Bundestag konstituiert sich: Gysi eröffnet Sitzung – Grüne verhindern Klöckner-Besuch bei AfD

Am Dienstag tritt der 21. Deutsche Bundestag zu seiner konstituierenden Sitzung zusammen. Alterspräsident Gregor Gysi wird die Sitzung eröffnen, während die Wahl des Bundestagspräsidiums im Mittelpunkt steht. Union und SPD verhandeln weiter über eine neue Regierung, während Olaf Scholz und sein Kabinett offiziell entlassen werden.
Stühlerücken: Handwerker bauen den Plenarsaal im Deutschen Bundestag für die neue Legislaturperiode um. Die Sitzverteilung im neuen Bundestag wird nach den Beratungen im Ältestenrat geändert.
Stühlerücken: Handwerker bauen den Plenarsaal im Deutschen Bundestag für die neue Legislaturperiode um. Die Sitzverteilung im neuen Bundestag wird nach den Beratungen im Ältestenrat geändert.Foto: Michael Kappeler/dpa
Von 24. März 2025

Am Dienstag, 25. März, wird der 21. Deutsche Bundestag mit seiner konstituierenden Sitzung eröffnet. Es ist der letzte Tag der mit der Wahl am 23. Februar beginnenden 30-tägigen Frist, innerhalb derer sich das Parlament konstituieren muss. Historisch gesehen war es allerdings nicht der längste Zeitraum zwischen dem Urnengang und dem ersten Zusammentreten des Bundestages.

Im Jahr 1976 dauerte es sogar 72 Tage. Damals enthielt Artikel 39 Grundgesetz allerdings auch noch die Maßgabe, dass die Konstituierung nicht vor Ende der Wahlperiode des vorhergehenden Bundestages erfolgen dürfe. Noch im selben Jahr wurde diese Bestimmung abgeschafft. Seit dieser Zeit gilt die 30-Tage-Frist ausnahmslos.

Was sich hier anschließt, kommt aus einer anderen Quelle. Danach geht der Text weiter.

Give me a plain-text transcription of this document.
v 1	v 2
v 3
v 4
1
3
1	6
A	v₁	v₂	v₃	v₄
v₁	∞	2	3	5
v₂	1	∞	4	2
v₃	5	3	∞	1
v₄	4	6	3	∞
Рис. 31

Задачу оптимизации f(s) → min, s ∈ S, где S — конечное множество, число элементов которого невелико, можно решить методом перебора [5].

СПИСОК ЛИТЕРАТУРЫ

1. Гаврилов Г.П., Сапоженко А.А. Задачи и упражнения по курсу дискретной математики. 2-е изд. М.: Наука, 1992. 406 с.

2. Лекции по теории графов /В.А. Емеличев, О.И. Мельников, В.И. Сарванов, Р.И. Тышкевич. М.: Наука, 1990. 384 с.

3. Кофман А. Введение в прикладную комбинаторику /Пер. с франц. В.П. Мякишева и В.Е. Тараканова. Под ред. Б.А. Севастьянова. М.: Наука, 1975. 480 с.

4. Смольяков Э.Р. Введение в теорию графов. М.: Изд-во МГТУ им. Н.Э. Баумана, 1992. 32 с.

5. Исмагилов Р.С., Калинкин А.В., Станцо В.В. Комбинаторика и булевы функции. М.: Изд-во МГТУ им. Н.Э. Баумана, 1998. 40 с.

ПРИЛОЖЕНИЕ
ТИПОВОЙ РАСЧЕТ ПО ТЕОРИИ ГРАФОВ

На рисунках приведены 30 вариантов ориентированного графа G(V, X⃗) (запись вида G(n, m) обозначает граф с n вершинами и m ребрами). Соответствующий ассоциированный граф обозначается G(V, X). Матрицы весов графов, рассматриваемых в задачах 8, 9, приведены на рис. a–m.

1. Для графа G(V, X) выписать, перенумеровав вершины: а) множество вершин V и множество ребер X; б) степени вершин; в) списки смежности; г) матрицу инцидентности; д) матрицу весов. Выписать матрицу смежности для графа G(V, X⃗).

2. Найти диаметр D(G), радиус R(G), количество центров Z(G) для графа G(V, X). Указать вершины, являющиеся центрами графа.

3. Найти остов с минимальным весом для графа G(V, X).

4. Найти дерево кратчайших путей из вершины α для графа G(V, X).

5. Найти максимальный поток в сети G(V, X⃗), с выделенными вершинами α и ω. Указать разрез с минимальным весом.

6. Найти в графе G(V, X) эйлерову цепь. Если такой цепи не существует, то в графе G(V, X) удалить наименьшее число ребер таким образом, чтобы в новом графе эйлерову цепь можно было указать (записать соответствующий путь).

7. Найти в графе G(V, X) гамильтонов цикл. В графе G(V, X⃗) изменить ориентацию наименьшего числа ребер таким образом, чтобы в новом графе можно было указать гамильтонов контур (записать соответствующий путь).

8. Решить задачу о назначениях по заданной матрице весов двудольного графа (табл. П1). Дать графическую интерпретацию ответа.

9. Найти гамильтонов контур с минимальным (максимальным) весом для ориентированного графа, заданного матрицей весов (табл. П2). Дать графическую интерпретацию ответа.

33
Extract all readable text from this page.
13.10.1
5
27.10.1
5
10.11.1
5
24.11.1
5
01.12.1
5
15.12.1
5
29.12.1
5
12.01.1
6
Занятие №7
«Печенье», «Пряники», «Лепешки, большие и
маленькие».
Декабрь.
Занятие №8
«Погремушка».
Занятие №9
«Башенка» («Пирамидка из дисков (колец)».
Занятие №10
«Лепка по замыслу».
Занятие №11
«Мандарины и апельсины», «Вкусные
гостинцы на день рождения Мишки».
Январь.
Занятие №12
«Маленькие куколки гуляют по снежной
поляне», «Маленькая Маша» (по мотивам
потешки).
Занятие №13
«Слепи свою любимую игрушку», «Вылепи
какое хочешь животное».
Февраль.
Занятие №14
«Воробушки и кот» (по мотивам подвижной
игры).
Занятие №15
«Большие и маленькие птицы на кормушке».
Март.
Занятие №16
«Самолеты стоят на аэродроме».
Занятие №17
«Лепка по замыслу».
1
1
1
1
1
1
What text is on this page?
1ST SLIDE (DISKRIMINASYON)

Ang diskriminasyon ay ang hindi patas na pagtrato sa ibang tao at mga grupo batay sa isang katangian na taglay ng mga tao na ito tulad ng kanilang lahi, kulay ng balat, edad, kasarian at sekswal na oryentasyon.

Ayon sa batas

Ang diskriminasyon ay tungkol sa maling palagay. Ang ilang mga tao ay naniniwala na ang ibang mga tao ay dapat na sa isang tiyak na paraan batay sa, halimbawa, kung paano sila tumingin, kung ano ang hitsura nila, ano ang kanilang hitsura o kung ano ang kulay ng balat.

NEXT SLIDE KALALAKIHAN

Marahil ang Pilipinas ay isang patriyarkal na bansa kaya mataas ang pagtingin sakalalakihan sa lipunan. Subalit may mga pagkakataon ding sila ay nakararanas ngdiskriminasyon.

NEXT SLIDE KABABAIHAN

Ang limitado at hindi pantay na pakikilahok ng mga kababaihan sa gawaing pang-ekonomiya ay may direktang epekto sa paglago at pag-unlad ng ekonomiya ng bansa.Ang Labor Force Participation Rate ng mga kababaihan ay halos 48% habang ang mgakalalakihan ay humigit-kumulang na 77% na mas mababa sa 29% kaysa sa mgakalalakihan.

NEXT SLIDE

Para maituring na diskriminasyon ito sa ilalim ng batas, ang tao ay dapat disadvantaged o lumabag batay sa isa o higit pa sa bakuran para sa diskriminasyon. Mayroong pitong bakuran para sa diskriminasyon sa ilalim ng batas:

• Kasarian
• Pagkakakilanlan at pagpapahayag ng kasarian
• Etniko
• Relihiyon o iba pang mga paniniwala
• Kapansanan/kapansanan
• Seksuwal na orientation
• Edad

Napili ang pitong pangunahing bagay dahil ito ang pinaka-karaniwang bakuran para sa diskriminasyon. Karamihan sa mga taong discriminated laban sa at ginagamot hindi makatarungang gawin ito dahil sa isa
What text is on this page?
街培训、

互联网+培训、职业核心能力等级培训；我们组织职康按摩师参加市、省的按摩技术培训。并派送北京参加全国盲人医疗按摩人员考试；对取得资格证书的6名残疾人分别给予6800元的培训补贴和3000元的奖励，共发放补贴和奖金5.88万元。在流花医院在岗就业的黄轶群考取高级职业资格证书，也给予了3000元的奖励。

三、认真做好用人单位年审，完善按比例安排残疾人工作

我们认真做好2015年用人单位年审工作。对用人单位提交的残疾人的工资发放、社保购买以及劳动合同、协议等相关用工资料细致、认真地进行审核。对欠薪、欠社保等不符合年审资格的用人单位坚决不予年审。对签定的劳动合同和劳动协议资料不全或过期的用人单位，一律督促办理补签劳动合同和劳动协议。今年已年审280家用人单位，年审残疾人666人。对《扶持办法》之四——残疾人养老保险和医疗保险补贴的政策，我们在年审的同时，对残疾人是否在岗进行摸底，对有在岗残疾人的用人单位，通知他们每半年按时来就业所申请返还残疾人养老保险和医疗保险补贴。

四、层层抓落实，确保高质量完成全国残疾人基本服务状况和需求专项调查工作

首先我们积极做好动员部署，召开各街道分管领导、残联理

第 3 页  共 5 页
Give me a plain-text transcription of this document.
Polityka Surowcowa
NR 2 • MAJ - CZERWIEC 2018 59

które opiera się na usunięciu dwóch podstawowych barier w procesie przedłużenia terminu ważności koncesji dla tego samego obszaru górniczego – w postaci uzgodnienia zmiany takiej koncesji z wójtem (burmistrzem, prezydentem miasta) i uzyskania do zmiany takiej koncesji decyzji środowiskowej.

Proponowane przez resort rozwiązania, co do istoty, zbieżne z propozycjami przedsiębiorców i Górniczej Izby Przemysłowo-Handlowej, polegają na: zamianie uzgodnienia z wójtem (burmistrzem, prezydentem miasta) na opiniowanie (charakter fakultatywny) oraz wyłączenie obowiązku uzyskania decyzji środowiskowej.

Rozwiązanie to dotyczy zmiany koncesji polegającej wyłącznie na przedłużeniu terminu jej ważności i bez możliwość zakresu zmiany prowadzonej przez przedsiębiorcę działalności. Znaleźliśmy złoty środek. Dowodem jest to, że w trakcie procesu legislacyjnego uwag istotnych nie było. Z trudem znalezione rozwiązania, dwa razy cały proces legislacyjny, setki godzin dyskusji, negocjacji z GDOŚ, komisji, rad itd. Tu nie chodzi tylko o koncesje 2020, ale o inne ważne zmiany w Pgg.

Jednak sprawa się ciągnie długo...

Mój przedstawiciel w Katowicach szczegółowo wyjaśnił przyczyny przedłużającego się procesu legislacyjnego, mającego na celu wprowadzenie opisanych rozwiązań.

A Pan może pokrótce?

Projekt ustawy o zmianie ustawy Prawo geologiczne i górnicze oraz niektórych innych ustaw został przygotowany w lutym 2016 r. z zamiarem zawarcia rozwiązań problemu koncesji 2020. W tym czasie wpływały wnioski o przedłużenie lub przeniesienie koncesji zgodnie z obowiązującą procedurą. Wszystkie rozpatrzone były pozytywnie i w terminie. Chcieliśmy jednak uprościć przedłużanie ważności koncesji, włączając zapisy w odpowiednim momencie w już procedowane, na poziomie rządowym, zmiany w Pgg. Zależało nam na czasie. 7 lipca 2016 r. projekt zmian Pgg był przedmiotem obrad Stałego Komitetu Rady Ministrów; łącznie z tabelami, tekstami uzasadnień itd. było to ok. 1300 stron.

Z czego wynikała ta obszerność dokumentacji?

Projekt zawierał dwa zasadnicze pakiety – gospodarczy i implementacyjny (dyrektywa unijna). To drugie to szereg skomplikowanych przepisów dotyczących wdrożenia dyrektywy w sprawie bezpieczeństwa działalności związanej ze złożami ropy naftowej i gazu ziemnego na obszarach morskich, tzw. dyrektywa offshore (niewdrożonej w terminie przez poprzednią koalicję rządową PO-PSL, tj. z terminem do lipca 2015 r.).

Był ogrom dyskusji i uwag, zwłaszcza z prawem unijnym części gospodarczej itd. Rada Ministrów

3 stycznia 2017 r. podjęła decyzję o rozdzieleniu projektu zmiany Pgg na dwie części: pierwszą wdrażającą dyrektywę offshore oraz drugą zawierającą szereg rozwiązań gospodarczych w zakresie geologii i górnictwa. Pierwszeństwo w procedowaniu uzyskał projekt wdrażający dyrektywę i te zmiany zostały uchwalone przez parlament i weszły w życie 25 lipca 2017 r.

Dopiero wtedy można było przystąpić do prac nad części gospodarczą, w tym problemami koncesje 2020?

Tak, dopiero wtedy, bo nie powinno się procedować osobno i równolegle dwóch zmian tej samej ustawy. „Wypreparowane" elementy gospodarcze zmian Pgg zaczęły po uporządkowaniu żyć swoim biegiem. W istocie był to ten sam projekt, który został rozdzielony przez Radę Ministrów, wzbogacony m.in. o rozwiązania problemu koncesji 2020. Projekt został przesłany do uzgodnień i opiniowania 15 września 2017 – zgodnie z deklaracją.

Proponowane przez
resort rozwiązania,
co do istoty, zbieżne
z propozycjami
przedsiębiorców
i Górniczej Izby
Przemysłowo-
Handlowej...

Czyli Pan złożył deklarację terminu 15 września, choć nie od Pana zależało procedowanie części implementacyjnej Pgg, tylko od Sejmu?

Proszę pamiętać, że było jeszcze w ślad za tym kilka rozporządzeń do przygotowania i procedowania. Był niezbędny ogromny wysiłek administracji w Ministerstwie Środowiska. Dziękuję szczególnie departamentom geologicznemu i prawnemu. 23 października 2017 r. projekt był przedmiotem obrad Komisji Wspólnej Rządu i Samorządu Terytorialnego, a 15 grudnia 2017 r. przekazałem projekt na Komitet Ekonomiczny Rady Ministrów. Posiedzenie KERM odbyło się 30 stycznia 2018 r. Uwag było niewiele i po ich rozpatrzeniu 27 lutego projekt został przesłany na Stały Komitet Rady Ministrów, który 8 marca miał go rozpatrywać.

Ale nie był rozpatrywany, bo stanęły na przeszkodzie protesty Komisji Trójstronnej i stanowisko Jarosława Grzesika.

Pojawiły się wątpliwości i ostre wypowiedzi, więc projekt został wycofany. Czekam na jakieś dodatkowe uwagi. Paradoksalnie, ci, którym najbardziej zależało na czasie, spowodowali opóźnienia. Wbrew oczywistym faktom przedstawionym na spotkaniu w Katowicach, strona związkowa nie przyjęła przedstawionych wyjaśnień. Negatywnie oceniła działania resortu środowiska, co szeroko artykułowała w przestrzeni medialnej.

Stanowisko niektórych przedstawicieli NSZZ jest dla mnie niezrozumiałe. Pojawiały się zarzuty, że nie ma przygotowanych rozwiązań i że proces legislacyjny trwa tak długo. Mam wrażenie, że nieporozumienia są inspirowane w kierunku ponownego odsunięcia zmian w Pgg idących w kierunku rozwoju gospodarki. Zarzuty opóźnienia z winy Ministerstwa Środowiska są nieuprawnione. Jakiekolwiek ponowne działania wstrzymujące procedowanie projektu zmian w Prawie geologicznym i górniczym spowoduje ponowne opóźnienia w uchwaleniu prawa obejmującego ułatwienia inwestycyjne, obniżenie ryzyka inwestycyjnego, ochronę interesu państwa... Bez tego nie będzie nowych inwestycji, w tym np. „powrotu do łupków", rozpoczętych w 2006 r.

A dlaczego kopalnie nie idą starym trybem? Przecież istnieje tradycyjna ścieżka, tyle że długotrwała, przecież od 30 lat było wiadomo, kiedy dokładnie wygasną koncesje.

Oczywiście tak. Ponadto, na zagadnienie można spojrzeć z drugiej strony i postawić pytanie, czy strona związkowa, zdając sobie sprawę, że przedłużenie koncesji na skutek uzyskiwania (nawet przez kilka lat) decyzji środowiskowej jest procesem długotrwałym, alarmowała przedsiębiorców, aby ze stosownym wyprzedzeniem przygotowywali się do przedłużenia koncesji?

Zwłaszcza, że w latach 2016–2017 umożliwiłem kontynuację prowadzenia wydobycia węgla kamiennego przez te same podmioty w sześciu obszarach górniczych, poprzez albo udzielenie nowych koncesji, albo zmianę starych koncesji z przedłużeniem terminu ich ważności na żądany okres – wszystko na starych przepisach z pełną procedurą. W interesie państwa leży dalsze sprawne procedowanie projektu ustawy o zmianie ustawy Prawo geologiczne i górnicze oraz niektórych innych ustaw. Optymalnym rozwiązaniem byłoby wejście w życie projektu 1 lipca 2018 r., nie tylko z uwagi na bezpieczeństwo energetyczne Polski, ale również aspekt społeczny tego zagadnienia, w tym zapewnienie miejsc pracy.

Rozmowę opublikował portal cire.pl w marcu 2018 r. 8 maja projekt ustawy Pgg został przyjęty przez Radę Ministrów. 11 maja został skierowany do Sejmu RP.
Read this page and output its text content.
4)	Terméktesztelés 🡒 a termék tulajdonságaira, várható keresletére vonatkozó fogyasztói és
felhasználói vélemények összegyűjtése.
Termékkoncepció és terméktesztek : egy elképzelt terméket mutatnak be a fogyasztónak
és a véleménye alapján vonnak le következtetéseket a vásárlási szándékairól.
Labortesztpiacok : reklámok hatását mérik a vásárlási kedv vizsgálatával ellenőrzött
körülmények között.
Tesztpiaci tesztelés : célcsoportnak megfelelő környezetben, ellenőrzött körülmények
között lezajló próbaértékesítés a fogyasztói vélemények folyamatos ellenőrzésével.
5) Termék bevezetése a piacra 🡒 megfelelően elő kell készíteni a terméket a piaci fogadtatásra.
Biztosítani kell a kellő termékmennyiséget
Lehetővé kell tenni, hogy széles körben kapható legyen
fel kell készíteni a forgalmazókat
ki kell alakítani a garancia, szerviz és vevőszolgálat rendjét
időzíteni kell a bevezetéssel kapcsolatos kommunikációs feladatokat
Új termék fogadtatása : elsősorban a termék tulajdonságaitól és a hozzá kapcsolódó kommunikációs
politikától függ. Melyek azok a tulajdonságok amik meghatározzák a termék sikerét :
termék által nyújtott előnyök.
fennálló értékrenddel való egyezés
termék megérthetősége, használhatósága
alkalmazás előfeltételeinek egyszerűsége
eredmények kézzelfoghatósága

Gysi wird als zweiter Alterspräsident der Linken den Bundestag eröffnen

Um 11:00 Uhr wird Alterspräsident Dr. Gregor Gysi die Sitzung mit einer Ansprache eröffnen. Er gehörte dem Bundestag von 1990 bis 2002 und durchgehend seit 2005 an. Damit ist er der dienstälteste Abgeordnete des Parlaments. Seit 2017 eröffnet dieser anstelle des an Lebensjahren ältesten Mitglieds als Alterspräsident die neue Legislaturperiode. Die Regelung wurde damals geändert, um eine Sitzungseröffnung durch AfD-Mitgründer Alexander Gauland zu verhindern.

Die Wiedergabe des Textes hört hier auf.